Mathematical Modeling for Virtualization in Food Processing

Abstract

The design strategy of a food process must be aimed to provide food safety while retaining optimal organoleptic and nutritional characteristics and, possibly, to optimize the energy consumption. As a matter of fact, it represents a challenge in food process engineering. In this framework, it is essential to determine the interactions among transport phenomena (mass, heat, and momentum) and any other relevant physics for further optimal design and for driving possible innovation. In other technological sectors (like automotive or aerospace industries), virtualization and mathematical modeling are standard methods used for optimal design, while in food process engineering the contribution of such tools has not been fully exploited. Since virtualization represents a new and sophisticated strategic tool to design and to innovate a process, the objective of this review was to introduce virtualization and mathematical modeling in the food processing industry.
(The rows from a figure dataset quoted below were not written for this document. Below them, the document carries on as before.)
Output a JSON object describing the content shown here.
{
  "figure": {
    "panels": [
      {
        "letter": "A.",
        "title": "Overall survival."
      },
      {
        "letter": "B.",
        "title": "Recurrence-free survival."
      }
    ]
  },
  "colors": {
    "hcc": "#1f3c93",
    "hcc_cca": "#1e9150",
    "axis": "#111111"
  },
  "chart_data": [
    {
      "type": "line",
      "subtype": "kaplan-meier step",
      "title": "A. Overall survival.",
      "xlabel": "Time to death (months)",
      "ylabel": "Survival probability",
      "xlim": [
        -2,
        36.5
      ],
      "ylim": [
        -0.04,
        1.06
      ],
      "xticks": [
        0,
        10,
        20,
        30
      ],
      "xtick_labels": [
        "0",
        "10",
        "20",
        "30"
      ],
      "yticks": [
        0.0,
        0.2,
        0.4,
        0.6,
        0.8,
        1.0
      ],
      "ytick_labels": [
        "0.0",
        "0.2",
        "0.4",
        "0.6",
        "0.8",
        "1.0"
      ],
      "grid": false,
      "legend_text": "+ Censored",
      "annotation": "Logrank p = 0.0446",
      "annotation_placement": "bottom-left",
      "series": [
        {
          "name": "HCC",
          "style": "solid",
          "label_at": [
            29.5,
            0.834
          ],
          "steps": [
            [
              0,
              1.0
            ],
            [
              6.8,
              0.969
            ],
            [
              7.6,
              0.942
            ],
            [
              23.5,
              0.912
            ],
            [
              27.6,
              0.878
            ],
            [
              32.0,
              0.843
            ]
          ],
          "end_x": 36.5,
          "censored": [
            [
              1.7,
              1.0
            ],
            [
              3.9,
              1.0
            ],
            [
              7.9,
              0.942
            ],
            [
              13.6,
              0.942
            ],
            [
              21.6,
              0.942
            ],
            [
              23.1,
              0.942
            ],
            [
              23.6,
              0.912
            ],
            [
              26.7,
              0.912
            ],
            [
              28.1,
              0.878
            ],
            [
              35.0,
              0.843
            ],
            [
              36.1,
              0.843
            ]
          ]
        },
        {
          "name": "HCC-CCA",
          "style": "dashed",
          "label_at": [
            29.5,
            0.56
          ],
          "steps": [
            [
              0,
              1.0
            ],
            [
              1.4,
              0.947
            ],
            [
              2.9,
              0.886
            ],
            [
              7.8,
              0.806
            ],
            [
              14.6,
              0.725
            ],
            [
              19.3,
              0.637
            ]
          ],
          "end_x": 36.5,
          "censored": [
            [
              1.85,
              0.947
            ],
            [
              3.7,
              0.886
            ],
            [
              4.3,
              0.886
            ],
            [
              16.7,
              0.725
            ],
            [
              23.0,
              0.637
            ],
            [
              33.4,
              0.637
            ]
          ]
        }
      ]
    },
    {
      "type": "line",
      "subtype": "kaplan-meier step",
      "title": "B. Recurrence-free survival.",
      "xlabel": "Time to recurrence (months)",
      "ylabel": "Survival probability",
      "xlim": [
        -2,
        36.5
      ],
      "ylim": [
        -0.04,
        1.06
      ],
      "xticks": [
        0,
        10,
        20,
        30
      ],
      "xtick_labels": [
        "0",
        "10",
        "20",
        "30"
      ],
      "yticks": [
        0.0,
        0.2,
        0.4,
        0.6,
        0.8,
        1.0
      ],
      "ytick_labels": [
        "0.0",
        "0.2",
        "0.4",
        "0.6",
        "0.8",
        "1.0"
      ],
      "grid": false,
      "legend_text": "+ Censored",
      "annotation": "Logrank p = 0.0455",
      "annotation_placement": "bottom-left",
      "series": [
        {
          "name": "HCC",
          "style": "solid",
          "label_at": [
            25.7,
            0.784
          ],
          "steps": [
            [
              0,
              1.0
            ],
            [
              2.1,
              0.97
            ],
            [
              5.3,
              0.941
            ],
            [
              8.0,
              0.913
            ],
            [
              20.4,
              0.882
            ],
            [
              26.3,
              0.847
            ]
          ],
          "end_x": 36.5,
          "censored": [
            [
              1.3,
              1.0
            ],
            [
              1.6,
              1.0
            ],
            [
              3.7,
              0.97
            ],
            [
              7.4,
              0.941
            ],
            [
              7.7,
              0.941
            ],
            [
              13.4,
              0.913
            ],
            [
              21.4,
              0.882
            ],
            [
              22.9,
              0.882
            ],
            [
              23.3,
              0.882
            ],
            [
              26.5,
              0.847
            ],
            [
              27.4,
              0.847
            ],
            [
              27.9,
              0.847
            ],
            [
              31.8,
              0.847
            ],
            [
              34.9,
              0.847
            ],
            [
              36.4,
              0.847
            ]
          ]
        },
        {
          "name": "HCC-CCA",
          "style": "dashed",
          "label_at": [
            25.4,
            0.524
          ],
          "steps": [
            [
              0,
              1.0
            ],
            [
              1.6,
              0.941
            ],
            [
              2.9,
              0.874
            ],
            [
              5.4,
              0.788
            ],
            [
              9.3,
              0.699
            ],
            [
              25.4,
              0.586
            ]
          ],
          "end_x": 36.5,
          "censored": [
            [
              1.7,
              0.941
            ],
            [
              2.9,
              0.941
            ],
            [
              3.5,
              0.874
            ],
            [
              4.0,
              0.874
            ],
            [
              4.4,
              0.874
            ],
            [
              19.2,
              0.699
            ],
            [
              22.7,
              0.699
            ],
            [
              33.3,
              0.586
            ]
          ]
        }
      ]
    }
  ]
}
For this purpose, motivation and needs for virtualization in food processing were focused, mathematical modeling background and various approaches for modeling were introduced, and solution methods and required initial–boundary conditions with thermal-physical properties were outlined. Also complexity, computational cost, and model validation techniques were critically discussed. Virtualization and mathematical modeling dominate the major requirements to design, optimize, and innovate food processing with their vast opportunities and potentials and they will become a cornerstone of utmost importance to food engineering domain.